Dienstag 13. November 2018

8. November 2018 - Nachrichten am Morgen

Sorgen über eine Herabstufung des Internationalen Flughafens Hosea Kutako durch die Internationale Zivilluftfahrt-Organisation ICAO sind unbegründet. Das habe der neue Vorstandschef der Namibia Airports Company NAC, Leake Hangala, gestern auf einer Pressekonferenz erklärt, berichtet die Allgemeine Zeitung. Der Flughafen sei für die anstehenden Inspektionen der ICAO gerüstet. In diesem Monat finde eine Überprüfung auf neue Vorgaben statt, während ein so genannter Safety Audit erst Anfang 2020 anstehe. Hangala zufolge soll der Flughafen von März bis Oktober für 245 Millionen Namibia Dollar ausgebaut werden. Die Regierung habe das Projekt vom vorgeschriebenen Verfahren der Auftragsvergabe befreit, um die Fertigstellung zu beschleunigen.

Bei einem Horror-Unfall auf der Fernstraße B1 nördlich von Otjiwarongo haben sieben Menschen ihr Leben verloren. Etwa 15 Kilometer außerhalb des Ortes sei gegen 13.30 Uhr ein Minibus mit 17 Insassen mit einem entgegenkommenden Bakkie kollidiert, meldet die Presseagentur NAMPA unter Berufung auf die Polizei. Die Fahrzeuge finden Feuer. Sieben Personen, darunter zwei Kinder, verbrannten bis zur Unkenntlichkeit. Elf Menschen kamen mit Verletzungen ins Krankenhaus. Ersten Untersuchungen zufolge hatte der Fahrer des Minibusses versucht, ein anderes Fahrzeug zu überholen.

Im Chobe im Nordosten Namibias sind rund 400 Büffel ertrunken. Die Herde sei von Botswana aus möglicherweise vor Raubtieren in den Fluss geflohen, teilte das Umweltministerium laut Namibian mit. Auf der namibischen Seite sei das Ufer jedoch zu steil gewesen, so dass sie ertranken. Der tragische Vorfall habe sich wohl am Dienstag ereignet.
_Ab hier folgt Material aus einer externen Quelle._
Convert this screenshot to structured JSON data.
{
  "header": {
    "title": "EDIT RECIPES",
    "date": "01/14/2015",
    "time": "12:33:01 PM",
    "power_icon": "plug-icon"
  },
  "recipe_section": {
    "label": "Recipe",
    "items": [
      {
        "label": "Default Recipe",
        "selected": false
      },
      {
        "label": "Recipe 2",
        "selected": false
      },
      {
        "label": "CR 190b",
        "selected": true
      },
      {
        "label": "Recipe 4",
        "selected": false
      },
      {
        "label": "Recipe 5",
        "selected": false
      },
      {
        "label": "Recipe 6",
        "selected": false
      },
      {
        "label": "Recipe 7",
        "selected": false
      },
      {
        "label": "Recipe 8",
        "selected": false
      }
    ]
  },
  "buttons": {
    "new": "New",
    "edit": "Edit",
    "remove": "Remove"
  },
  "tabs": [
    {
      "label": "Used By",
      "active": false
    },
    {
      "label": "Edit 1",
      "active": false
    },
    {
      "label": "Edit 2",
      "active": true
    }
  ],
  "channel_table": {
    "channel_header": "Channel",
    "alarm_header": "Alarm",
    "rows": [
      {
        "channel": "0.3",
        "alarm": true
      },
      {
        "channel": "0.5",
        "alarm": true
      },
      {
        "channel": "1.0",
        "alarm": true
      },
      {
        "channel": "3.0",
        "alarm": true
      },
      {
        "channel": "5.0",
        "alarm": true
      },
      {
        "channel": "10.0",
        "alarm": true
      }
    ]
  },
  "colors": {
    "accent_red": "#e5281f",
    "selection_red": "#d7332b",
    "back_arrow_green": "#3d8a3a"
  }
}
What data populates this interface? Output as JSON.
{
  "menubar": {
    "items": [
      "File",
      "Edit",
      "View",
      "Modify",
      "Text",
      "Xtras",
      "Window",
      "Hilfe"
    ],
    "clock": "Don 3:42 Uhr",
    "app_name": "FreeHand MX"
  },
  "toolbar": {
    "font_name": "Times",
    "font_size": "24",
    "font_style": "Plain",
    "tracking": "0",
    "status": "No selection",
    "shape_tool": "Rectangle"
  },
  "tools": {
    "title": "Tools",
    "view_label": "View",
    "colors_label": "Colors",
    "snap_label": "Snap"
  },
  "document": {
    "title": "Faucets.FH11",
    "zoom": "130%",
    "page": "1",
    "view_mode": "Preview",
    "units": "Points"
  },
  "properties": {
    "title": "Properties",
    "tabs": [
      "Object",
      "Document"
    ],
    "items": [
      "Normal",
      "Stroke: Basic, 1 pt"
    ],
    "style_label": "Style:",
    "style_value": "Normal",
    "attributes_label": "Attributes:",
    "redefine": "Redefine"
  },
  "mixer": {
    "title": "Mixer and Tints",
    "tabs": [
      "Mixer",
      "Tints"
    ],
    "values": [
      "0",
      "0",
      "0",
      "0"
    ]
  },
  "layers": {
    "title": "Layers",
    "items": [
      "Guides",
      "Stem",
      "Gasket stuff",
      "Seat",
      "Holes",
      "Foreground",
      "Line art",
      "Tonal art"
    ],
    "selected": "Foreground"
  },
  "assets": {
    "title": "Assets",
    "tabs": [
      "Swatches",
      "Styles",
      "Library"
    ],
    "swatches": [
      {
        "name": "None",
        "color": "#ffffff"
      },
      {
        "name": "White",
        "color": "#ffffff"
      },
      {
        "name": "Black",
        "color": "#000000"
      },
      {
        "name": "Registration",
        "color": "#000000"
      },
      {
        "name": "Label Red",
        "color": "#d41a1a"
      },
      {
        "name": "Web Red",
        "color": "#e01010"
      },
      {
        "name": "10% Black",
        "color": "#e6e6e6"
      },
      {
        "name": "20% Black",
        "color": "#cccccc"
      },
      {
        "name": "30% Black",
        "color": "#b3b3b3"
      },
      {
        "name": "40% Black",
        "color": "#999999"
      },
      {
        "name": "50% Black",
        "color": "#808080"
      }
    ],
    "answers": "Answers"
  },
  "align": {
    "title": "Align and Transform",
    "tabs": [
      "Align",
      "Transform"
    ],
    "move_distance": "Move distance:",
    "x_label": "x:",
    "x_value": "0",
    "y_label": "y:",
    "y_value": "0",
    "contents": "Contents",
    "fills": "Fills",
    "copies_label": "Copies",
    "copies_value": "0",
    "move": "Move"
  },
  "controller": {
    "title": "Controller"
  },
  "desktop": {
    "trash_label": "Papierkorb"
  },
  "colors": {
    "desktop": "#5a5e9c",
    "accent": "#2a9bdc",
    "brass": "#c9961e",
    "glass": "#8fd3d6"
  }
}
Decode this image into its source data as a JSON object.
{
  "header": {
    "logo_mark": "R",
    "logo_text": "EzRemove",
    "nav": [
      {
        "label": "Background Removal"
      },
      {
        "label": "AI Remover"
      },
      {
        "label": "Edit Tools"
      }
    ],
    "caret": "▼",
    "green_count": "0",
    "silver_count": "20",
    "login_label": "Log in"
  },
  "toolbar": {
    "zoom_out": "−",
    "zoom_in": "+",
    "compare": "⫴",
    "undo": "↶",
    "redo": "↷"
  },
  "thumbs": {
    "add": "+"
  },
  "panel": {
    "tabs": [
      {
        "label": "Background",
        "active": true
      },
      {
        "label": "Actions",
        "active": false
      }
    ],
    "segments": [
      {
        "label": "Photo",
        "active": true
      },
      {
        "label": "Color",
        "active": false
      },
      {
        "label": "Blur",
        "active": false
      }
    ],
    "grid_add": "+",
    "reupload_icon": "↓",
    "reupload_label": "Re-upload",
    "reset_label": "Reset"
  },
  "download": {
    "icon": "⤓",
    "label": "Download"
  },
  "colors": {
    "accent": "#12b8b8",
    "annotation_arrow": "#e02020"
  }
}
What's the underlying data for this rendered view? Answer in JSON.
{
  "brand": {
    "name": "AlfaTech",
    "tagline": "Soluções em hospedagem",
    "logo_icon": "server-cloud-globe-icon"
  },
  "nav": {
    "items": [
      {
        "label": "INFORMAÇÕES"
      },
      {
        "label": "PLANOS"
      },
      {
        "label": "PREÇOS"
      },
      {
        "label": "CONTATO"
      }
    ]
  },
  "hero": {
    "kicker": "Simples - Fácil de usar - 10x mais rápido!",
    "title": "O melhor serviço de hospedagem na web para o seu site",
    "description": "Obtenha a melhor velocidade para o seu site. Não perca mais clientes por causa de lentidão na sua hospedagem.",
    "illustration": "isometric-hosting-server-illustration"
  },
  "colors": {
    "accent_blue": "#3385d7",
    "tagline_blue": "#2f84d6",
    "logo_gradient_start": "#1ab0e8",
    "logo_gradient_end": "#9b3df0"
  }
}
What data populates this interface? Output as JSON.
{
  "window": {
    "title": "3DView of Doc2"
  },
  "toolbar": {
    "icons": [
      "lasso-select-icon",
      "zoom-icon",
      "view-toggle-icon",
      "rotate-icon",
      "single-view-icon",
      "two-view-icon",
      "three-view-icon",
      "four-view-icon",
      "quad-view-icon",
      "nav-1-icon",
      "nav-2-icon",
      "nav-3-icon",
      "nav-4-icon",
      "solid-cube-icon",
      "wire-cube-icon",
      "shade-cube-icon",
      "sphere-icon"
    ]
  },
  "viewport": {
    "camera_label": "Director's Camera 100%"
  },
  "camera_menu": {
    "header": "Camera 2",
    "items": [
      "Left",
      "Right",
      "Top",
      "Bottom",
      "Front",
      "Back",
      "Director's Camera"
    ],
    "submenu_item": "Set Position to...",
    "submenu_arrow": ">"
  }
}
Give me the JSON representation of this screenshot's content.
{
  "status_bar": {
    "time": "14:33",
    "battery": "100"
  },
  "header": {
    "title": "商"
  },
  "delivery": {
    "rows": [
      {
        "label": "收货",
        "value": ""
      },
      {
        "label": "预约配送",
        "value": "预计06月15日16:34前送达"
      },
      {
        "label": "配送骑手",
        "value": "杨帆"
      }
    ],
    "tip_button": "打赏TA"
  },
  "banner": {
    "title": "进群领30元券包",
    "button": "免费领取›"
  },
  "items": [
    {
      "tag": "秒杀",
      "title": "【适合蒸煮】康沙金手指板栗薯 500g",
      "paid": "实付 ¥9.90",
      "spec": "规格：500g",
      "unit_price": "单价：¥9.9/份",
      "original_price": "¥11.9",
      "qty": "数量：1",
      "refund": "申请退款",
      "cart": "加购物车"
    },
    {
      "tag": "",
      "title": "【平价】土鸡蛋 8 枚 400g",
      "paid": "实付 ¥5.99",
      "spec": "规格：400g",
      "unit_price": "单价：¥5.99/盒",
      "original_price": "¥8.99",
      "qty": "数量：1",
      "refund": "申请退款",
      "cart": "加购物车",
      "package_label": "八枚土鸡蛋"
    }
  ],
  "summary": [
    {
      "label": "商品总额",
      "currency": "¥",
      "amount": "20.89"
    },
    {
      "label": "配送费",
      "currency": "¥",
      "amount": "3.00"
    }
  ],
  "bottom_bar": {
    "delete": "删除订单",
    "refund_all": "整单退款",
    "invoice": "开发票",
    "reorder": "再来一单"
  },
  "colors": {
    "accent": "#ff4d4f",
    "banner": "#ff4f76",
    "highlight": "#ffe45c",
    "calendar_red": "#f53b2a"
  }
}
Dem Ministerium zufolge werden die Kadaver inspiziert und das Fleisch, soweit es sich für den menschlichen Verzehr noch eignet, an die Gemeinschaften der Umgebung verteilt.

Die namibische Polizei NAMPOL, die City Police von Windhoek und Sicherheitsfirmen sollten im Kampf gegen die Kriminalität im Landeszentrum zusammenarbeiten. Dazu habe NAMPOL-Chef Sebastian Ndeitunga gestern aufgerufen, meldet die Presseagentur NAMPA. Bislang scheine es, als würde jeder für sich seine eigenen Operationen planen und durchführen. Ndeitunga stellte den strategischen Fünf-Jahres-Plan und die Kundendienst-Charta von NAMPOL vor. Die Strategie richte die Arbeitsabläufe noch stärker auf grundlegende Aufgaben wie öffentliche Sicherheit, Prävention und Ermittlungen aus, während die Charta den Bürgern einen gewissen Standard der polizeilichen Leistungen zusichere.

Eine Woche nach dem Freispruch einer Christin in Pakistan, hat die Frau das Gefängnis verlassen. Asia Bibi saß in dem muslimischen Land wegen angeblicher Gotteslästerung neun Jahre hinter Gitter und sollte hingerichtet werden. Das Oberste Gericht Pakistans sprach sie frei. Der Fall hatte international für Aufsehen gesorgt.